It’s sludge coloured, slimy and a little bit smelly, so perhaps it’s not surprising that we overlook seaweed as nothing more than an ugly blot on our beaches.
But this neglected plant is actually a marine powerhouse.
Not only does it provide a critical habitat for all kinds of fish and a source of nutrition for the likes of crabs and sea urchins, but kelp also produces vast amounts of oxygen, absorbs carbon and has unique properties that can be used in everything from cosmetics to biofuels.
Many believe it is an untapped resource, and finally, Scotland’s seaweed is getting some of the recognition it deserves with an all-new seaweed festival beginning on Monday.
Seaweed takes over the island
Isle Martin just north of Ullapool has been chosen as the main location for the week-long seaweed event.
The uninhabited island will be hosting a variety of talks, presentations, workshops and even seaweed tastings involving local and international guests.
“I had the idea for the festival many years ago after I became fascinated by seaweed,” said festival curator Julia Barton, “over the years I’ve become absolutely besotted with it.”
Julia’s obsession began more than a decade ago when she started using plants as part of an art project, and quickly identified seaweed as an untapped resource.
The more she learned, the more passionate she became – not only about seaweed’s beauty but its vital part in marine diversity and the global ecosystem.
“The catalyst for the festival was when VisitScotland announced the Year of Coasts and Waters, and I thought it would be a great opportunity to celebrate seaweed,” she said.
Slimy but sustainable
Julia has brought together a range of scientists, artists, ecologists and writers with the aim of mapping out what is happening on our coastlines and where seaweed fits into a modern world.
“People’s first statement is usually ‘ughh, slimy!’ and I feel like this flora has been maligned,” she said. “There is also a huge historical connection in Scotland with the likes of kelp burning.
“So we won’t just be looking at the past but also the future and seaweed’s massive sustainable potential.”
Farming is a particularly interesting aspect, according to Julia.
Unlike land-based crops, seaweed doesn’t require fertilizer, pesticides, freshwater, or, obviously, land.
It grows fast and absorbs CO2 while it’s growing, making it a valuable carbon sink. Algae also absorbs other excess nutrients like nitrogen and phosphorus and creates new habitats for marine life.
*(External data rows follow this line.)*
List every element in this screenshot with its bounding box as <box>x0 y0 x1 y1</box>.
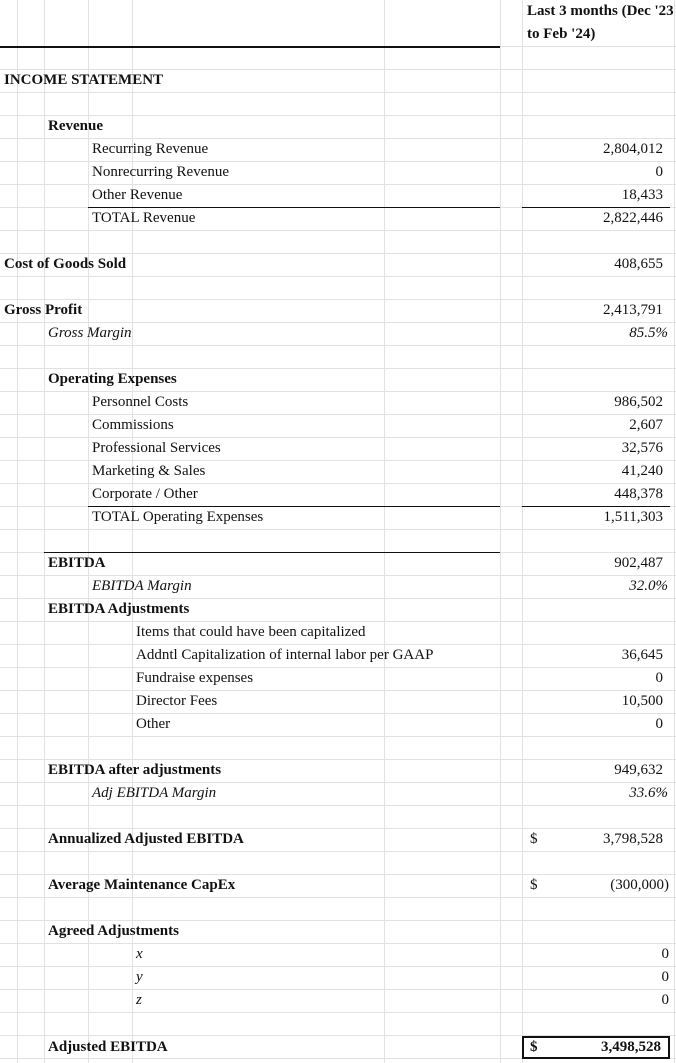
period-header: Last 3 months (Dec '23 to Feb '24) <box>527 3 674 42</box>
cogs-value: 408,655 <box>614 256 663 272</box>
ebitda-border <box>44 552 500 553</box>
grid-col-line <box>384 0 385 1063</box>
row-label: Director Fees <box>136 693 218 709</box>
adjusted-ebitda-label: Adjusted EBITDA <box>48 1039 168 1055</box>
row-value: 0 <box>655 670 663 686</box>
row-label: Professional Services <box>92 440 221 456</box>
revenue-heading: Revenue <box>48 118 103 134</box>
ebitda-value: 902,487 <box>614 555 663 571</box>
adjusted-ebitda-value: 3,498,528 <box>601 1039 661 1055</box>
header-divider <box>0 46 500 48</box>
ebitda-after-value: 949,632 <box>614 762 663 778</box>
grid-row-line <box>0 1012 676 1013</box>
row-label: Commissions <box>92 417 174 433</box>
row-value: 1,511,303 <box>603 509 663 525</box>
currency-symbol: $ <box>530 831 538 847</box>
row-value: 0 <box>661 946 669 962</box>
row-label: y <box>136 969 143 985</box>
grid-row-line <box>0 851 676 852</box>
adj-margin-value: 33.6% <box>629 785 668 801</box>
row-label: Nonrecurring Revenue <box>92 164 230 180</box>
row-label: Recurring Revenue <box>92 141 209 157</box>
grid-col-line <box>44 0 45 1063</box>
adj-margin-label: Adj EBITDA Margin <box>92 785 217 801</box>
row-value: 0 <box>661 992 669 1008</box>
gross-profit-value: 2,413,791 <box>603 302 663 318</box>
grid-row-line <box>0 529 676 530</box>
row-value: 0 <box>655 716 663 732</box>
grid-row-line <box>0 276 676 277</box>
cogs-label: Cost of Goods Sold <box>4 256 127 272</box>
row-label: TOTAL Revenue <box>92 210 196 226</box>
section-title: INCOME STATEMENT <box>4 72 164 88</box>
row-value: 0 <box>661 969 669 985</box>
row-label: Fundraise expenses <box>136 670 254 686</box>
ebitda-margin-label: EBITDA Margin <box>92 578 192 594</box>
grid-row-line <box>0 805 676 806</box>
row-value: 2,804,012 <box>603 141 663 157</box>
row-label: Addntl Capitalization of internal labor per GAAP <box>136 647 434 663</box>
grid-row-line <box>0 736 676 737</box>
row-label: Corporate / Other <box>92 486 198 502</box>
row-label: z <box>136 992 142 1008</box>
capex-label: Average Maintenance CapEx <box>48 877 236 893</box>
row-label: x <box>136 946 143 962</box>
grid-row-line <box>0 897 676 898</box>
row-value: 18,433 <box>621 187 663 203</box>
row-value: 2,607 <box>629 417 663 433</box>
grid-col-line <box>88 0 89 1063</box>
row-value: 32,576 <box>621 440 663 456</box>
opex-heading: Operating Expenses <box>48 371 177 387</box>
row-value: 2,822,446 <box>603 210 663 226</box>
annualized-value: 3,798,528 <box>603 831 663 847</box>
gross-profit-label: Gross Profit <box>4 302 83 318</box>
ebitda-margin-value: 32.0% <box>629 578 668 594</box>
grid-col-line <box>17 0 18 1063</box>
ebitda-after-label: EBITDA after adjustments <box>48 762 222 778</box>
row-label: Items that could have been capitalized <box>136 624 366 640</box>
ebitda-label: EBITDA <box>48 555 106 571</box>
row-value: 0 <box>655 164 663 180</box>
grid-row-line <box>0 92 676 93</box>
currency-symbol: $ <box>530 1039 538 1055</box>
grid-col-line <box>500 0 501 1063</box>
capex-value: (300,000) <box>610 877 669 893</box>
row-value: 10,500 <box>621 693 663 709</box>
grid-row-line <box>0 230 676 231</box>
agreed-heading: Agreed Adjustments <box>48 923 179 939</box>
row-value: 36,645 <box>621 647 663 663</box>
grid-col-line <box>674 0 675 1063</box>
row-label: TOTAL Operating Expenses <box>92 509 264 525</box>
adjustments-heading: EBITDA Adjustments <box>48 601 190 617</box>
row-value: 41,240 <box>621 463 663 479</box>
row-label: Other <box>136 716 171 732</box>
grid-row-line <box>0 345 676 346</box>
gross-margin-value: 85.5% <box>629 325 668 341</box>
annualized-label: Annualized Adjusted EBITDA <box>48 831 244 847</box>
gross-margin-label: Gross Margin <box>48 325 132 341</box>
row-label: Personnel Costs <box>92 394 189 410</box>
row-label: Marketing & Sales <box>92 463 206 479</box>
row-value: 448,378 <box>614 486 663 502</box>
currency-symbol: $ <box>530 877 538 893</box>
row-value: 986,502 <box>614 394 663 410</box>
row-label: Other Revenue <box>92 187 183 203</box>
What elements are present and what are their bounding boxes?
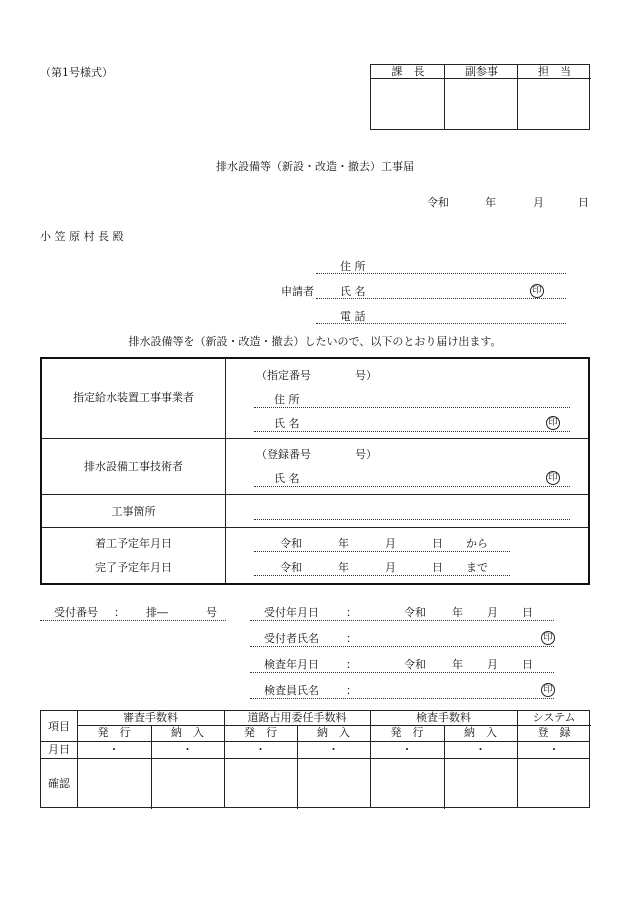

How to get to Isle Martin?
The seven-day festival begins on Monday, and throughout the week various seaweed identification walks and creative activities will be happening on local mainland beaches.
On Saturday the action moves to Isle Martin itself, with ferries arranged to take visitors to the island in time for the first activity of the day – Professor Juliet Brodie from Natural History Museum presenting a film introducing ticketholders to the wonders of seaweed.
Other highlights of the weekend include the award-winning author and historian David Gange, who will be kayaking over to Isle Martin to present his talk Seaweed at the Centre of the World.
Another speaker, New Zealand-born forager and chef Jayson Byles, who now lives in Fife, will be cooking up some seaweed treats over a festival campfire.
“Some of the presentations we have pre-recorded in advance so we are able to put them out online at the same time as the live presentation on the island,” said Julia.
“We know that some people might not be able to travel here and didn’t want them to miss out.
“This has been in the planning for three years but with covid we didn’t know if it would ever happen, so I’m thrilled we’re able to pull this off.”